I am trying to understand this font declaration in a CSS template that I am using and learning from. Most of the CSS tutorials do not set font size this way. It does seem to work, I'm just wondering exactly what is going on.
body{
font:300 15px/1.4 'Helvetica Neue', Helvetica, Arial, sans-serif;
}
What is the 300 number doing? Why would the creator use a fraction of 15px/1.4 instead of just putting something like 10px?
Also, when is it appropriate to use quotations on the typefaces, and when is it not?

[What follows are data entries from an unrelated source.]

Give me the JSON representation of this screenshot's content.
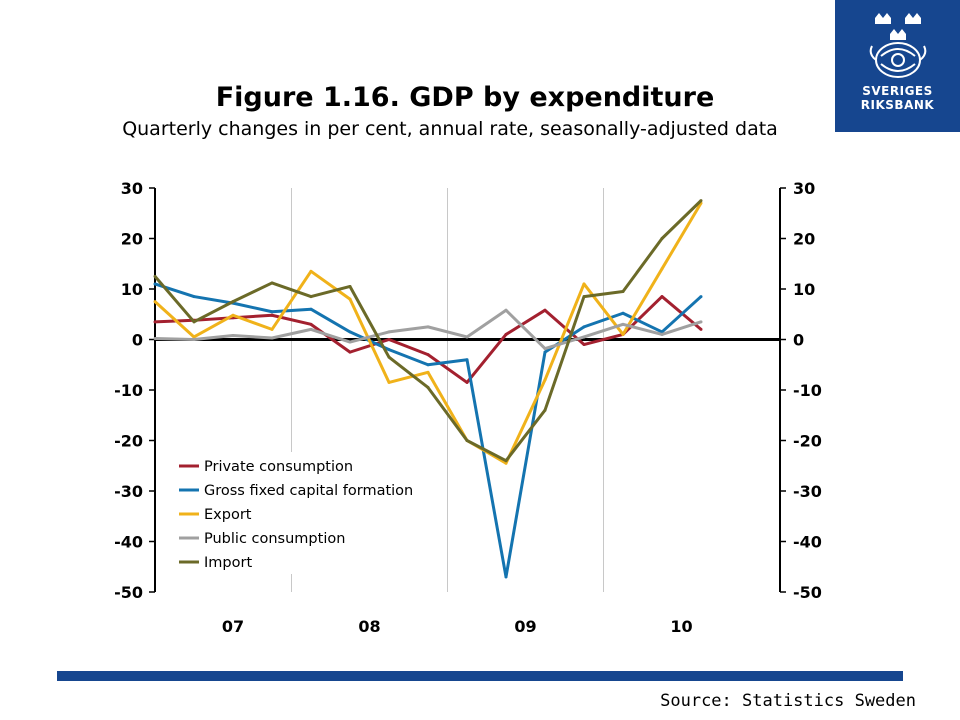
{
  "logo": {
    "line1": "SVERIGES",
    "line2": "RIKSBANK",
    "icon": "crown-seal-icon"
  },
  "title": "Figure 1.16. GDP by expenditure",
  "subtitle": "Quarterly changes in per cent, annual rate, seasonally-adjusted data",
  "source": "Source: Statistics Sweden",
  "chart_data": {
    "type": "line",
    "title": "Figure 1.16. GDP by expenditure",
    "subtitle": "Quarterly changes in per cent, annual rate, seasonally-adjusted data",
    "x_labels": [
      "07",
      "08",
      "09",
      "10"
    ],
    "x": [
      "2006Q4",
      "2007Q1",
      "2007Q2",
      "2007Q3",
      "2007Q4",
      "2008Q1",
      "2008Q2",
      "2008Q3",
      "2008Q4",
      "2009Q1",
      "2009Q2",
      "2009Q3",
      "2009Q4",
      "2010Q1",
      "2010Q2"
    ],
    "ylim": [
      -50,
      30
    ],
    "yticks": [
      30,
      20,
      10,
      0,
      -10,
      -20,
      -30,
      -40,
      -50
    ],
    "grid": {
      "vertical": true,
      "horizontal": false
    },
    "legend_position": "bottom-left",
    "series": [
      {
        "name": "Private consumption",
        "color": "#a3202f",
        "values": [
          3.5,
          3.8,
          4.3,
          4.8,
          3.0,
          -2.5,
          0.0,
          -3.0,
          -8.5,
          1.0,
          5.8,
          -1.0,
          1.0,
          8.5,
          2.0
        ]
      },
      {
        "name": "Gross fixed capital formation",
        "color": "#1474b0",
        "values": [
          11.0,
          8.5,
          7.2,
          5.5,
          6.0,
          1.5,
          -2.0,
          -5.0,
          -4.0,
          -47.0,
          -2.5,
          2.5,
          5.2,
          1.5,
          8.5
        ]
      },
      {
        "name": "Export",
        "color": "#f0b21a",
        "values": [
          7.5,
          0.5,
          4.8,
          2.0,
          13.5,
          8.0,
          -8.5,
          -6.5,
          -20.0,
          -24.5,
          -8.0,
          11.0,
          1.0,
          14.0,
          27.0
        ]
      },
      {
        "name": "Public consumption",
        "color": "#a0a0a0",
        "values": [
          0.2,
          0.0,
          0.8,
          0.3,
          2.0,
          -0.5,
          1.5,
          2.5,
          0.5,
          5.8,
          -1.8,
          0.5,
          3.0,
          1.0,
          3.5
        ]
      },
      {
        "name": "Import",
        "color": "#6b6a28",
        "values": [
          12.5,
          3.5,
          7.5,
          11.2,
          8.5,
          10.5,
          -3.5,
          -9.5,
          -20.0,
          -24.0,
          -14.0,
          8.5,
          9.5,
          20.0,
          27.5
        ]
      }
    ]
  }
}
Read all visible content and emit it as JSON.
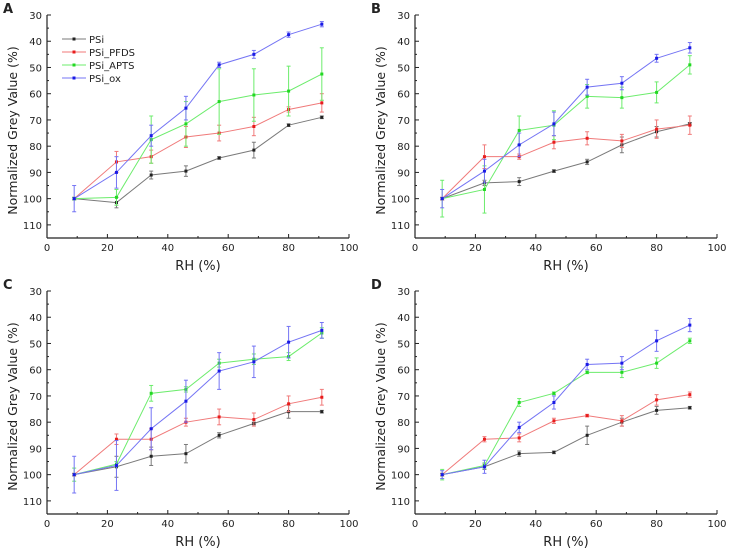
{
  "colors": {
    "PSi": "#222222",
    "PSi_PFDS": "#e81c1c",
    "PSi_APTS": "#22d822",
    "PSi_ox": "#1a1ae6",
    "PSi_line": "#7a7a7a",
    "PSi_PFDS_line": "#f07a7a",
    "PSi_APTS_line": "#6cec6c",
    "PSi_ox_line": "#7474f4"
  },
  "legend": [
    "PSi",
    "PSi_PFDS",
    "PSi_APTS",
    "PSi_ox"
  ],
  "chart_data": [
    {
      "panel": "A",
      "type": "line",
      "xlabel": "RH (%)",
      "ylabel": "Normalized Grey Value (%)",
      "xlim": [
        0,
        100
      ],
      "ylim": [
        115,
        30
      ],
      "y_reversed": true,
      "xticks": [
        "0",
        "20",
        "40",
        "60",
        "80",
        "100"
      ],
      "yticks": [
        "30",
        "40",
        "50",
        "60",
        "70",
        "80",
        "90",
        "100",
        "110"
      ],
      "legend_position": "top-left",
      "x": [
        9,
        23,
        34.5,
        46,
        57,
        68.5,
        80,
        91
      ],
      "series": [
        {
          "name": "PSi",
          "values": [
            100,
            101.5,
            91,
            89.5,
            84.5,
            81.5,
            72,
            69
          ],
          "errors": [
            0.5,
            2,
            1.5,
            2,
            0.5,
            3,
            0.5,
            0.5
          ]
        },
        {
          "name": "PSi_PFDS",
          "values": [
            100,
            86,
            84,
            76.5,
            75,
            72.5,
            66,
            63.5
          ],
          "errors": [
            0.5,
            4,
            2.5,
            4,
            3,
            3.5,
            1,
            3.5
          ]
        },
        {
          "name": "PSi_APTS",
          "values": [
            100,
            99.5,
            77.5,
            71.5,
            63,
            60.5,
            59,
            52.5
          ],
          "errors": [
            0.5,
            3,
            9,
            8.5,
            12.5,
            10,
            9.5,
            10
          ]
        },
        {
          "name": "PSi_ox",
          "values": [
            100,
            90,
            76,
            65.5,
            49,
            45,
            37.5,
            33.5
          ],
          "errors": [
            5,
            6,
            4,
            4.5,
            1,
            1.5,
            1,
            1
          ]
        }
      ]
    },
    {
      "panel": "B",
      "type": "line",
      "xlabel": "RH (%)",
      "ylabel": "Normalized Grey Value (%)",
      "xlim": [
        0,
        100
      ],
      "ylim": [
        115,
        30
      ],
      "y_reversed": true,
      "xticks": [
        "0",
        "20",
        "40",
        "60",
        "80",
        "100"
      ],
      "yticks": [
        "30",
        "40",
        "50",
        "60",
        "70",
        "80",
        "90",
        "100",
        "110"
      ],
      "x": [
        9,
        23,
        34.5,
        46,
        57,
        68.5,
        80,
        91
      ],
      "series": [
        {
          "name": "PSi",
          "values": [
            100,
            94,
            93.5,
            89.5,
            86,
            79.5,
            74.5,
            71.5
          ],
          "errors": [
            0.5,
            1,
            1.5,
            0.5,
            1,
            3,
            2,
            0.5
          ]
        },
        {
          "name": "PSi_PFDS",
          "values": [
            100,
            84,
            84,
            78.5,
            77,
            78,
            73.5,
            72
          ],
          "errors": [
            0.5,
            4.5,
            1,
            2.5,
            2.5,
            2.5,
            3.5,
            3.5
          ]
        },
        {
          "name": "PSi_APTS",
          "values": [
            100,
            96.5,
            74,
            72,
            61,
            61.5,
            59.5,
            49
          ],
          "errors": [
            7,
            9,
            5.5,
            5.5,
            4.5,
            4,
            4,
            3.5
          ]
        },
        {
          "name": "PSi_ox",
          "values": [
            100,
            89.5,
            79.5,
            71.5,
            57.5,
            56,
            46.5,
            42.5
          ],
          "errors": [
            3.5,
            4.5,
            4.5,
            4.5,
            3,
            2.5,
            1.5,
            2
          ]
        }
      ]
    },
    {
      "panel": "C",
      "type": "line",
      "xlabel": "RH (%)",
      "ylabel": "Normalized Grey Value (%)",
      "xlim": [
        0,
        100
      ],
      "ylim": [
        115,
        30
      ],
      "y_reversed": true,
      "xticks": [
        "0",
        "20",
        "40",
        "60",
        "80",
        "100"
      ],
      "yticks": [
        "30",
        "40",
        "50",
        "60",
        "70",
        "80",
        "90",
        "100",
        "110"
      ],
      "x": [
        9,
        23,
        34.5,
        46,
        57,
        68.5,
        80,
        91
      ],
      "series": [
        {
          "name": "PSi",
          "values": [
            100,
            97,
            93,
            92,
            85,
            80.5,
            76,
            76
          ],
          "errors": [
            0.5,
            4,
            3.5,
            3.5,
            1,
            0.5,
            2.5,
            0.5
          ]
        },
        {
          "name": "PSi_PFDS",
          "values": [
            100,
            86.5,
            86.5,
            80,
            78,
            79,
            73,
            70.5
          ],
          "errors": [
            0.5,
            2,
            4,
            1.5,
            3,
            2.5,
            3,
            3
          ]
        },
        {
          "name": "PSi_APTS",
          "values": [
            100,
            96,
            69,
            67.5,
            57.5,
            56,
            55,
            46
          ],
          "errors": [
            2.5,
            1,
            3,
            1,
            1.5,
            2,
            1.5,
            2
          ]
        },
        {
          "name": "PSi_ox",
          "values": [
            100,
            96.5,
            82.5,
            72,
            60.5,
            57,
            49.5,
            45
          ],
          "errors": [
            7,
            9.5,
            8,
            8,
            7,
            6,
            6,
            3
          ]
        }
      ]
    },
    {
      "panel": "D",
      "type": "line",
      "xlabel": "RH (%)",
      "ylabel": "Normalized Grey Value (%)",
      "xlim": [
        0,
        100
      ],
      "ylim": [
        115,
        30
      ],
      "y_reversed": true,
      "xticks": [
        "0",
        "20",
        "40",
        "60",
        "80",
        "100"
      ],
      "yticks": [
        "30",
        "40",
        "50",
        "60",
        "70",
        "80",
        "90",
        "100",
        "110"
      ],
      "x": [
        9,
        23,
        34.5,
        46,
        57,
        68.5,
        80,
        91
      ],
      "series": [
        {
          "name": "PSi",
          "values": [
            100,
            97,
            92,
            91.5,
            85,
            80,
            75.5,
            74.5
          ],
          "errors": [
            0.5,
            1,
            1,
            0.5,
            3.5,
            1.5,
            1.5,
            0.5
          ]
        },
        {
          "name": "PSi_PFDS",
          "values": [
            100,
            86.5,
            86,
            79.5,
            77.5,
            79.5,
            71.5,
            69.5
          ],
          "errors": [
            0.5,
            1,
            1.5,
            1,
            0.5,
            2,
            2,
            1
          ]
        },
        {
          "name": "PSi_APTS",
          "values": [
            100,
            96.5,
            72.5,
            69,
            61,
            61,
            57.5,
            49
          ],
          "errors": [
            2,
            1,
            1.5,
            0.5,
            0.5,
            2,
            2,
            1
          ]
        },
        {
          "name": "PSi_ox",
          "values": [
            100,
            97,
            82,
            72.5,
            58,
            57.5,
            49,
            43
          ],
          "errors": [
            1.5,
            2.5,
            2,
            2.5,
            2,
            2.5,
            4,
            2.5
          ]
        }
      ]
    }
  ]
}
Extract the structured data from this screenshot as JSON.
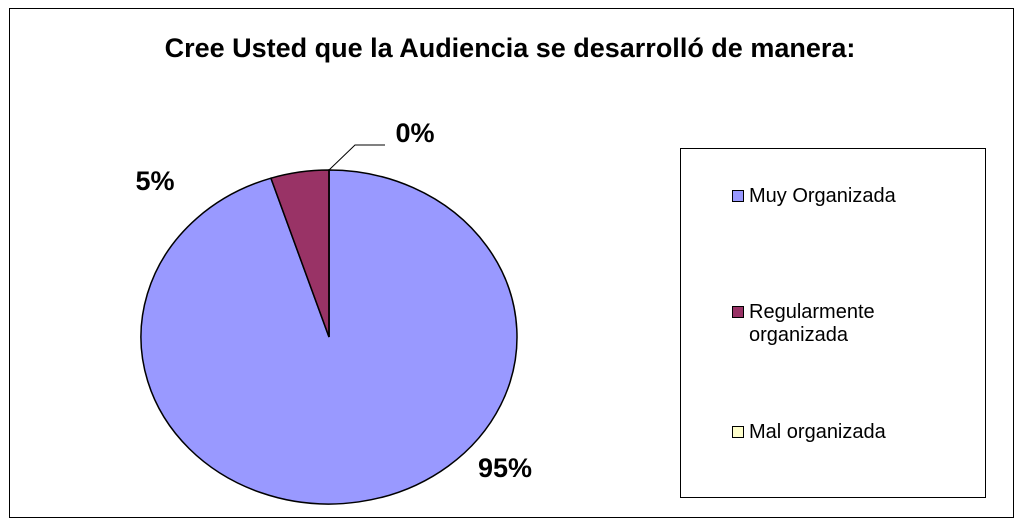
{
  "chart_data": {
    "type": "pie",
    "title": "Cree Usted que la Audiencia se desarrolló de manera:",
    "categories": [
      "Muy Organizada",
      "Regularmente organizada",
      "Mal organizada"
    ],
    "values": [
      95,
      5,
      0
    ],
    "value_labels": [
      "95%",
      "5%",
      "0%"
    ],
    "colors": [
      "#9999ff",
      "#993366",
      "#ffffcc"
    ],
    "legend": "right"
  }
}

It's shorthand syntax for the following:
font-weight: 300;
font-size: 15px;
line-height: 1.4;
font-family: 'Helvetica Neue', Helvetica, Arial, sans-serif;
300 is just a number representation of the weight of the font. The default is 400, "bold" is equivalent to 700. Here's a font with many different weights that should give you a good idea of what the numbers correspond to: http://www.google.com/fonts/specimen/Source+Sans+Pro
When the number doesn't include a unit (like px, em, etc), it's a multiple of the font size. In this case, 15px * 1.4 = 21px, so it's the equivalent of line-height: 21px
.
This is a list of your preferred fonts, in descending order. If the user doesn't have Helvetica Neue installed, it will fall back to Helvetica. If they don't have that, it will fall back to Arial. If they don't have that, it will use whatever the browser's default sans-serif font is. In OSX and iOS, that's Helvetica, on Windows it's Arial, and on Android it's either Droid Sans or Roboto, depending on the version.